The argan tree (argania spinosa) is perfect for a harsh environment, surviving heat, drought and poor soil.
It is little known outside Morocco, and many Moroccans themselves have never heard of it because it grows only in the south-west of the country – roughly between Essaouira and Agadir, in an area covering 700,000-800,000 hectares. But within the area where the argan grows there are about 21 million trees which play a vital role in the food chain and the environment, though their numbers are declining.
The tree, which is thorny and can reach heights of 8-10 metres, probably originated in Argana, a village north-east of Agadir (off Route 40). It lives longer than the olive and requires no cultivation.
The trunk of the argan is often twisted and gnarled, allowing goats to clamber along its branches and feed on the leaves and fruit.
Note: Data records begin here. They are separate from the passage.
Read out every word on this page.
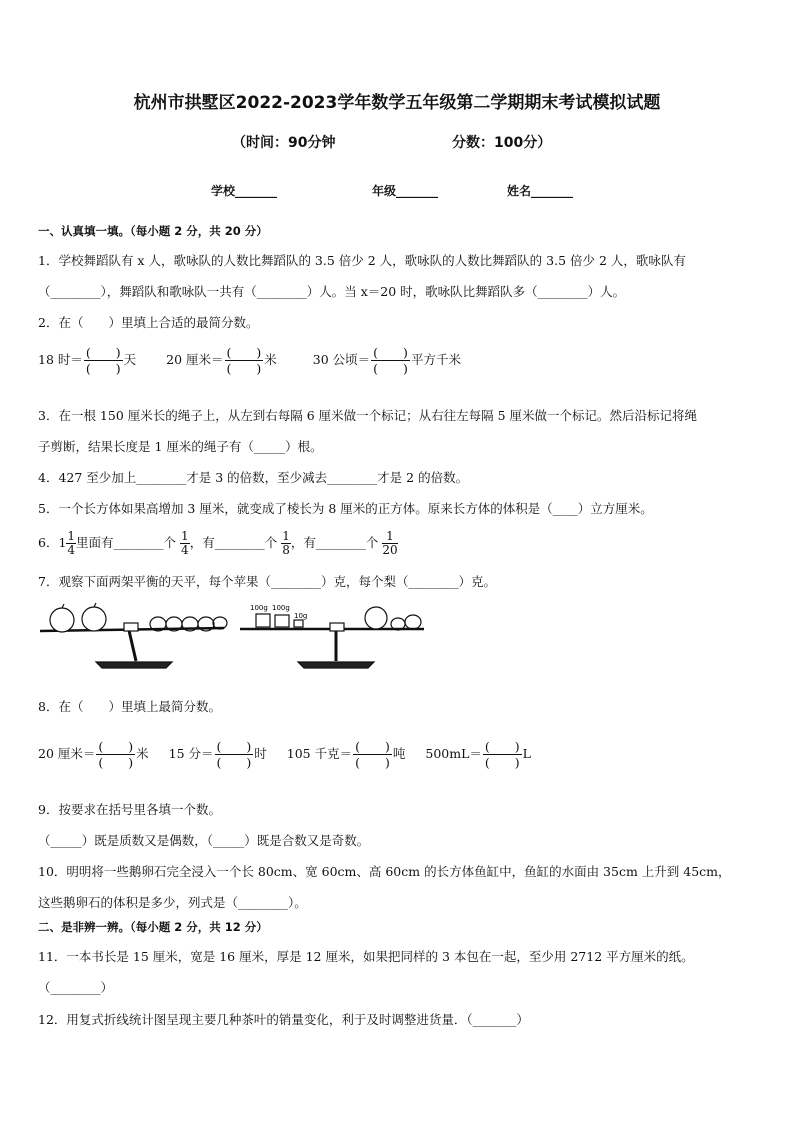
杭州市拱墅区2022-2023学年数学五年级第二学期期末考试模拟试题
（时间：90分钟	分数：100分）
学校_______	年级_______	姓名_______
一、认真填一填。（每小题 2 分，共 20 分）
1．学校舞蹈队有 x 人，歌咏队的人数比舞蹈队的 3.5 倍少 2 人，歌咏队的人数比舞蹈队的 3.5 倍少 2 人，歌咏队有
（________），舞蹈队和歌咏队一共有（________）人。当 x＝20 时，歌咏队比舞蹈队多（________）人。
2．在（　　）里填上合适的最简分数。
18 时＝ $\frac{( )}{( )}$ 天 20 厘米＝ $\frac{( )}{( )}$ 米	30 公顷＝ $\frac{( )}{( )}$ 平方千米
3．在一根 150 厘米长的绳子上，从左到右每隔 6 厘米做一个标记；从右往左每隔 5 厘米做一个标记。然后沿标记将绳
子剪断，结果长度是 1 厘米的绳子有（_____）根。
4．427 至少加上________才是 3 的倍数，至少减去________才是 2 的倍数。
5．一个长方体如果高增加 3 厘米，就变成了棱长为 8 厘米的正方体。原来长方体的体积是（____）立方厘米。
6．$1 \frac{1}{4}$ 里面有________个 $\frac{1}{4}$ ，有________个 $\frac{1}{8}$ ，有________个 $\frac{1}{20}$
7．观察下面两架平衡的天平，每个苹果（________）克，每个梨（________）克。
100g 100g
10g
8．在（　　）里填上最简分数。
20 厘米＝ $\frac{( )}{( )}$ 米 15 分＝ $\frac{( )}{( )}$ 时 105 千克＝ $\frac{( )}{( )}$ 吨 $500mL= \frac{( )}{( )}$ L
9．按要求在括号里各填一个数。
（_____）既是质数又是偶数，（_____）既是合数又是奇数。
10．明明将一些鹅卵石完全浸入一个长 80cm、宽 60cm、高 60cm 的长方体鱼缸中，鱼缸的水面由 35cm 上升到 45cm，
这些鹅卵石的体积是多少，列式是（________）。
二、是非辨一辨。（每小题 2 分，共 12 分）
11．一本书长是 15 厘米，宽是 16 厘米，厚是 12 厘米，如果把同样的 3 本包在一起，至少用 2712 平方厘米的纸。
（________）
12．用复式折线统计图呈现主要几种茶叶的销量变化，利于及时调整进货量．（_______）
The fruit has a green, fleshy exterior like an olive, but larger and rounder. Inside, there is a nut with an extremely hard shell, which in turn contains one, two or three almond-shaped kernels.
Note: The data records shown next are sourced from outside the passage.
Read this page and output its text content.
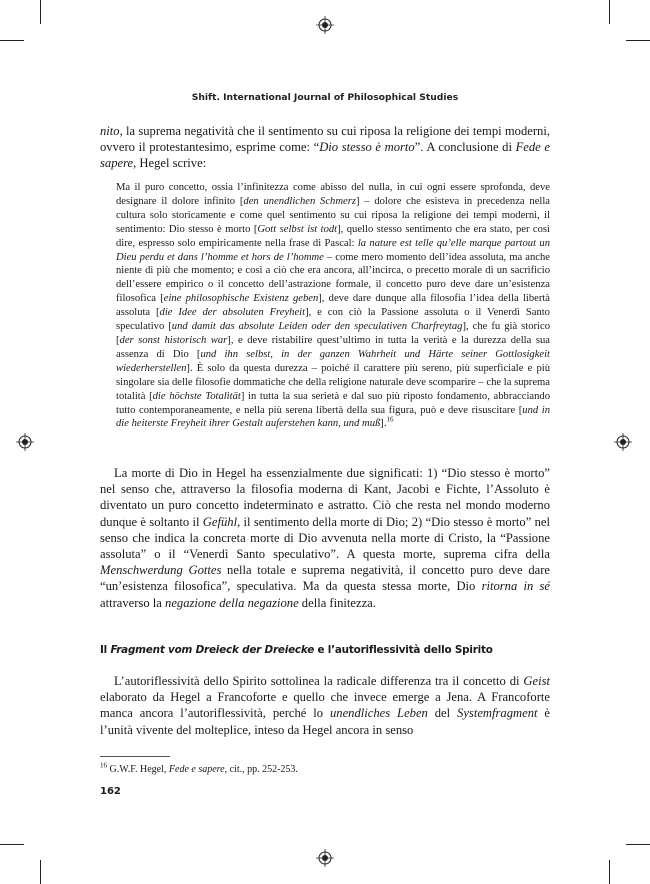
Shift. International Journal of Philosophical Studies

nito, la suprema negatività che il sentimento su cui riposa la religione dei tempi moderni, ovvero il protestantesimo, esprime come: “Dio stesso è morto”. A conclusione di Fede e sapere, Hegel scrive:

Ma il puro concetto, ossia l’infinitezza come abisso del nulla, in cui ogni essere sprofonda, deve designare il dolore infinito [den unendlichen Schmerz] – dolore che esisteva in precedenza nella cultura solo storicamente e come quel sentimento su cui riposa la religione dei tempi moderni, il sentimento: Dio stesso è morto [Gott selbst ist todt], quello stesso sentimento che era stato, per così dire, espresso solo empiricamente nella frase di Pascal: la nature est telle qu’elle marque partout un Dieu perdu et dans l’homme et hors de l’homme – come mero momento dell’idea assoluta, ma anche niente di più che momento; e così a ciò che era ancora, all’incirca, o precetto morale di un sacrificio dell’essere empirico o il concetto dell’astrazione formale, il concetto puro deve dare un’esistenza filosofica [eine philosophische Existenz geben], deve dare dunque alla filosofia l’idea della libertà assoluta [die Idee der absoluten Freyheit], e con ciò la Passione assoluta o il Venerdì Santo speculativo [und damit das absolute Leiden oder den speculativen Charfreytag], che fu già storico [der sonst historisch war], e deve ristabilire quest’ultimo in tutta la verità e la durezza della sua assenza di Dio [und ihn selbst, in der ganzen Wahrheit und Härte seiner Gottlosigkeit wiederherstellen]. È solo da questa durezza – poiché il carattere più sereno, più superficiale e più singolare sia delle filosofie dommatiche che della religione naturale deve scomparire – che la suprema totalità [die höchste Totalität] in tutta la sua serietà e dal suo più riposto fondamento, abbracciando tutto contemporaneamente, e nella più serena libertà della sua figura, può e deve risuscitare [und in die heiterste Freyheit ihrer Gestalt auferstehen kann, und muß].$^{16}$

La morte di Dio in Hegel ha essenzialmente due significati: 1) “Dio stesso è morto” nel senso che, attraverso la filosofia moderna di Kant, Jacobi e Fichte, l’Assoluto è diventato un puro concetto indeterminato e astratto. Ciò che resta nel mondo moderno dunque è soltanto il Gefühl, il sentimento della morte di Dio; 2) “Dio stesso è morto” nel senso che indica la concreta morte di Dio avvenuta nella morte di Cristo, la “Passione assoluta” o il “Venerdì Santo speculativo”. A questa morte, suprema cifra della Menschwerdung Gottes nella totale e suprema negatività, il concetto puro deve dare “un’esistenza filosofica”, speculativa. Ma da questa stessa morte, Dio ritorna in sé attraverso la negazione della negazione della finitezza.

Il Fragment vom Dreieck der Dreiecke e l’autoriflessività dello Spirito

L’autoriflessività dello Spirito sottolinea la radicale differenza tra il concetto di Geist elaborato da Hegel a Francoforte e quello che invece emerge a Jena. A Francoforte manca ancora l’autoriflessività, perché lo unendliches Leben del Systemfragment è l’unità vivente del molteplice, inteso da Hegel ancora in senso

$^{16}$ G.W.F. Hegel, Fede e sapere, cit., pp. 252-253.
162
Argan husks are reportedly 16 times tougher than a hazelnut shell. Stories, dating back to the 13th century, explain that goats would eat the argan fruits, locals later collecting their droppings to retrieve the argan nuts, which had been conveniently softened by he animals’ stomach juices. This method saved on labour by making the kernels easier to salvage, but the resulting oil had a distinct stink to it.
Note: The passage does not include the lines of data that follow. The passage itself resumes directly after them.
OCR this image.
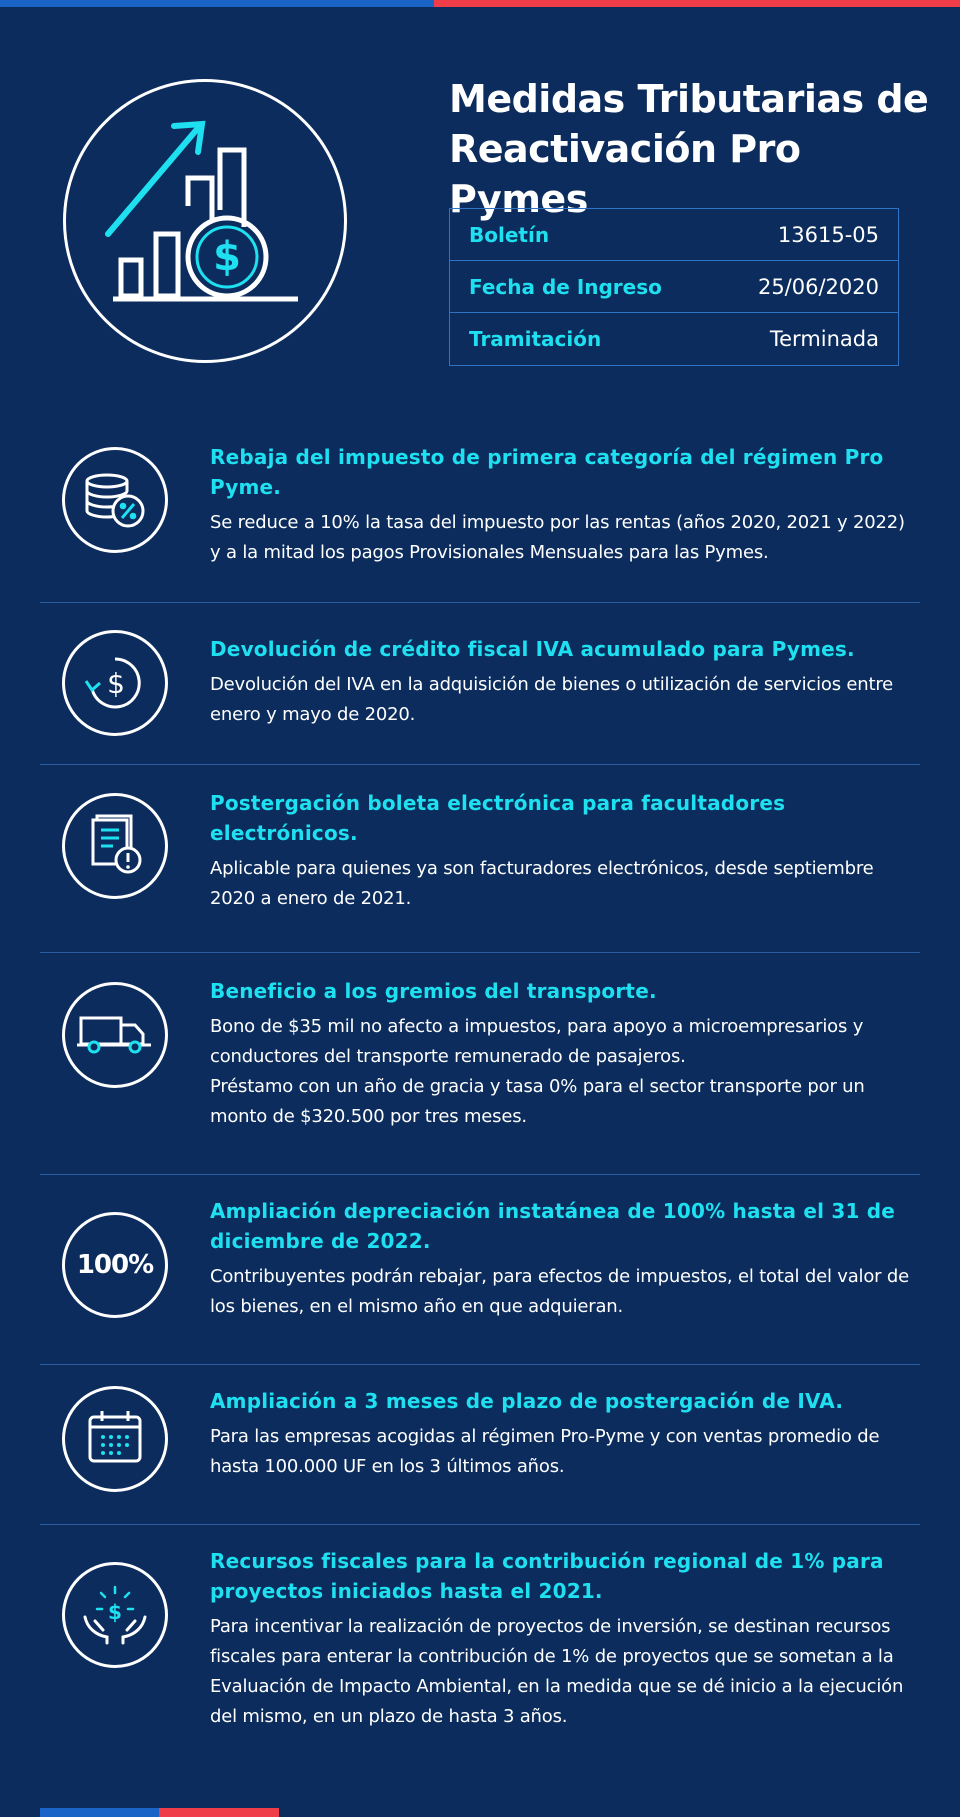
$
Medidas Tributarias de
Reactivación Pro Pymes
Boletín	13615-05
Fecha de Ingreso	25/06/2020
Tramitación	Terminada
Rebaja del impuesto de primera categoría del régimen Pro Pyme.

Se reduce a 10% la tasa del impuesto por las rentas (años 2020, 2021 y 2022) y a la mitad los pagos Provisionales Mensuales para las Pymes.

$
Devolución de crédito fiscal IVA acumulado para Pymes.

Devolución del IVA en la adquisición de bienes o utilización de servicios entre enero y mayo de 2020.

Postergación boleta electrónica para facultadores electrónicos.

Aplicable para quienes ya son facturadores electrónicos, desde septiembre 2020 a enero de 2021.

Beneficio a los gremios del transporte.

Bono de $35 mil no afecto a impuestos, para apoyo a microempresarios y conductores del transporte remunerado de pasajeros.
Préstamo con un año de gracia y tasa 0% para el sector transporte por un monto de $320.500 por tres meses.

100%
Ampliación depreciación instatánea de 100% hasta el 31 de diciembre de 2022.

Contribuyentes podrán rebajar, para efectos de impuestos, el total del valor de los bienes, en el mismo año en que adquieran.

Ampliación a 3 meses de plazo de postergación de IVA.

Para las empresas acogidas al régimen Pro-Pyme y con ventas promedio de hasta 100.000 UF en los 3 últimos años.

$
Recursos fiscales para la contribución regional de 1% para proyectos iniciados hasta el 2021.

Para incentivar la realización de proyectos de inversión, se destinan recursos fiscales para enterar la contribución de 1% de proyectos que se sometan a la Evaluación de Impacto Ambiental, en la medida que se dé inicio a la ejecución del mismo, en un plazo de hasta 3 años.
Today, argan oil production skips the goats’ intestines. The work is done with the hands of tireless women. Argan nuts must be cracked manually — attempts to mechanise the method have failed to keep the delicate kernels in tact. It takes 30kg of argan nuts, roughly the annual yield of one tree, and between 15 and 20 hours of hand processing to make 2 litres of cooking oil or 1 litre of cosmetic oil.